An apparent plateauing in community cases of Covid-19 could indicate that New Zealand’s outbreak is teetering on the edge of peak cases, experts say, as the government prepares to make an announcement over Auckland and Northland’s lockdown and essential workplaces settings.
A total of 511 New Zealanders have so far been infected in the outbreak of the highly infectious Delta variant, first identified in the community on 17 August. The number needing treatment in hospital rose overnight on Sunday from 25 to 34.
The country was put into a level 4 lockdown – the highest setting – after the first case emerged. From midnight Tuesday, regions south of Auckland will downgrade a level but Auckland, where the majority of cases have been, and Northland will have to wait until Monday afternoon to hear if their lockdown will be extended.
The highest single day for cases in the current outbreak was on Sunday, with 83 reported. There were 82 new cases on Saturday.

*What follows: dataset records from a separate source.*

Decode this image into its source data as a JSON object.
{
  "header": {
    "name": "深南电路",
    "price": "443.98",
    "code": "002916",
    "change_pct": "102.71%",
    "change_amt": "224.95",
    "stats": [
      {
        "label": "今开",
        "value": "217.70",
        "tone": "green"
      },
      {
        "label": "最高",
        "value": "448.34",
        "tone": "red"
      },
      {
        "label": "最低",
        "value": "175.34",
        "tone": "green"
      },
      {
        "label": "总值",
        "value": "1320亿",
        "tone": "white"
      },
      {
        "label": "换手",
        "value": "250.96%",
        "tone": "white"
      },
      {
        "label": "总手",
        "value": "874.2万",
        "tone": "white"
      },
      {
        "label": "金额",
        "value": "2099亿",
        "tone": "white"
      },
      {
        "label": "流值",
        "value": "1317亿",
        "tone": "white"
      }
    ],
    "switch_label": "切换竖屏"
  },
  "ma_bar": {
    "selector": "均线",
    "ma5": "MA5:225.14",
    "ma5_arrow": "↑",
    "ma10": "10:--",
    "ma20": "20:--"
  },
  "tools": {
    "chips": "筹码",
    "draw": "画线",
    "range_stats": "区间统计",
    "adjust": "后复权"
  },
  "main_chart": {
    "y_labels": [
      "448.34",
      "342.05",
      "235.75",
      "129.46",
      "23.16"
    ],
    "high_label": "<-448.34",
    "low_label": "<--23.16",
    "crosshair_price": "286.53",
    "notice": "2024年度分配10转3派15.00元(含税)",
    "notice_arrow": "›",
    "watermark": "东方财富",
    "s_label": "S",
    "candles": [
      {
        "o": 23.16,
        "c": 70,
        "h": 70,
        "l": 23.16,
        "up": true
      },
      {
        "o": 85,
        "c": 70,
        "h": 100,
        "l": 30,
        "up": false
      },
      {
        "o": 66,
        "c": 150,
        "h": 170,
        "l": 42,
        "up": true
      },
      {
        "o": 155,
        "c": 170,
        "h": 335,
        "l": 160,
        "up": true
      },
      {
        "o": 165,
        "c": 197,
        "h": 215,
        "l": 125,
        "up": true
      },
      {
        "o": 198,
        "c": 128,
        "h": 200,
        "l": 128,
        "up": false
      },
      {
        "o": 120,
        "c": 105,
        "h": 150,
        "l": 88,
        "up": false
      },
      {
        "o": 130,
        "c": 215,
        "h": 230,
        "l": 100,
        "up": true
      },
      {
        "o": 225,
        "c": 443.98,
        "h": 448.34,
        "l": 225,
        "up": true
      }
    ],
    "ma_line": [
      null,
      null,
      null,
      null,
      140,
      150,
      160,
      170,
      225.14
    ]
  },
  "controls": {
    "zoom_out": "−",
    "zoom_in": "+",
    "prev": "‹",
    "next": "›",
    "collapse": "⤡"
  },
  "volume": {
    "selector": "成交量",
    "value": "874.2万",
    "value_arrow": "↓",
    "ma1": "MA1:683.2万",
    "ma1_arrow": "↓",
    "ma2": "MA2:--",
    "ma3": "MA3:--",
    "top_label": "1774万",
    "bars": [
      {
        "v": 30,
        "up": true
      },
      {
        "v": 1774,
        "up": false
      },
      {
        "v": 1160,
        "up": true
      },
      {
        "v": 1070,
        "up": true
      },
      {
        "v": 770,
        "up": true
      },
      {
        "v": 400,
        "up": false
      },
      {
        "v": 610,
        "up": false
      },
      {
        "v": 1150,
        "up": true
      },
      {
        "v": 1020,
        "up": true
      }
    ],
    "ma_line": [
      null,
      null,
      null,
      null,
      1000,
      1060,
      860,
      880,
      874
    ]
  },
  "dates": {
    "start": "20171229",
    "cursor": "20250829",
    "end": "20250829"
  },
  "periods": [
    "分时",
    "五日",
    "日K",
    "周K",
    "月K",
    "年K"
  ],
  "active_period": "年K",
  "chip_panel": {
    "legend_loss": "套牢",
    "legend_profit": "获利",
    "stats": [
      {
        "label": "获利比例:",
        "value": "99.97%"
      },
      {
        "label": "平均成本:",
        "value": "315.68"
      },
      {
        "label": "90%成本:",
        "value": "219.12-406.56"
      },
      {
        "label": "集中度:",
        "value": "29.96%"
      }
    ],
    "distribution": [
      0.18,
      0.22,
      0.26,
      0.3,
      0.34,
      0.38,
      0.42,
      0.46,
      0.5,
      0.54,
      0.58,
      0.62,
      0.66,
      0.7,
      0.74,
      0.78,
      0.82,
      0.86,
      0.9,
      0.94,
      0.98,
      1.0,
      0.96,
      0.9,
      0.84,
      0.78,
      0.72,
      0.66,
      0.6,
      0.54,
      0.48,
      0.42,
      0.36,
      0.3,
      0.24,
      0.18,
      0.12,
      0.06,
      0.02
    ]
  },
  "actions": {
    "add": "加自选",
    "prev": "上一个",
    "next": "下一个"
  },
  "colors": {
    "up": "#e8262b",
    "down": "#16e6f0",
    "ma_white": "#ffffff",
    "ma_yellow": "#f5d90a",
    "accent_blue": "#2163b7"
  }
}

Speaking to RNZ on Monday morning, Covid-19 modeller Michael Plank said it appears the case-numbers are starting to plateau and the numbers were roughly consistent with modelling projections.
“The numbers bounce around from day-to-day and I mean it’s certainly looking like it is taking a bit longer to get this outbreak under control than we’ve seen with previous outbreaks,” he said.
“That’s consistent with what we know about the Delta variant tending to infect everyone in a household. So we expect to see this sort of period with high household transmission.
“But the week ahead really is the crunch week in terms of seeing whether the numbers start to come down.”
Plank said there was still a big question as to how long the tail of the outbreak would be.
“If the lockdown does prove to be really effective at stopping transmission between bubbles, it’s possible we could see case numbers down to about 10 a day within the sort of latter part of September, and you know, if we can get down to that level, we’ll be in a really good position to eliminate the outbreak.”
On Sunday, the prime minister, Jacinda Ardern, said there had been a small number of workplaces operating under level 4 that had seen transmission within staff – four to date.
“If we need to tighten up our restrictions further we will,” Ardern said.
“This may not be a problem with the rules, say, on the factory floor, but what is happening perhaps before and after shifts or even during break times? We are looking at this in more detail.”
Microbiologist Siouxsie Wiles said the worksite transmission was a worry, because despite the sites not being customer-facing, a spread of infection between staff could result in satellite outbreaks.
When the government talks of tightening restrictions, they are likely talking about preventing certain worksites from operating, or adding processes to stop transmission within those workplaces, Wiles said.
“The definition of ‘essential’ was really strict back in level 4 last time and it seems like there has been a bit of an expansion, so we have more places open,” she said.
Wiles offered the example of someone ordering boutique chocolate for delivery.
“Yes technically chocolate is a food, but is it really essential? We have to remember that things have changed with Delta. We can have a few weeks without chocolate, as hard as that might be.”
In order for Auckland and Northland to drop down levels, there would have to be a decline in cases and an assurance that the virus was not spreading on worksites, Wiles said.
Moving the rest of the country, south of Auckland, down just one level to level 3 from Wednesday was prudent, due to the risk of essential workers carrying the virus between regions, Wiles said.
“If the South Island moves down levels, then we have to ensure outbreaks don’t get seeded there – they will then spark off faster because there is more movement and less restriction.”
If the country eased restrictions too soon, then future lockdowns could end up being longer, Wiles warned.
“We’ve got a system that was set up when [the pandemic] started and it has worked really well at the beginning and now we’re seeing how well it works against the virus that has evolved. Just because this is going to be harder, is no reason to throw in the towel and say ‘we give up’ because the alternative is far too awful to think about.”
She added that while some pundits, opposition politicians and business leaders were criticising the lockdown restrictions, the general public was on board with the strategy.
Ardern will update the nation on the lockdown decisions for Auckland and Northland on Monday afternoon.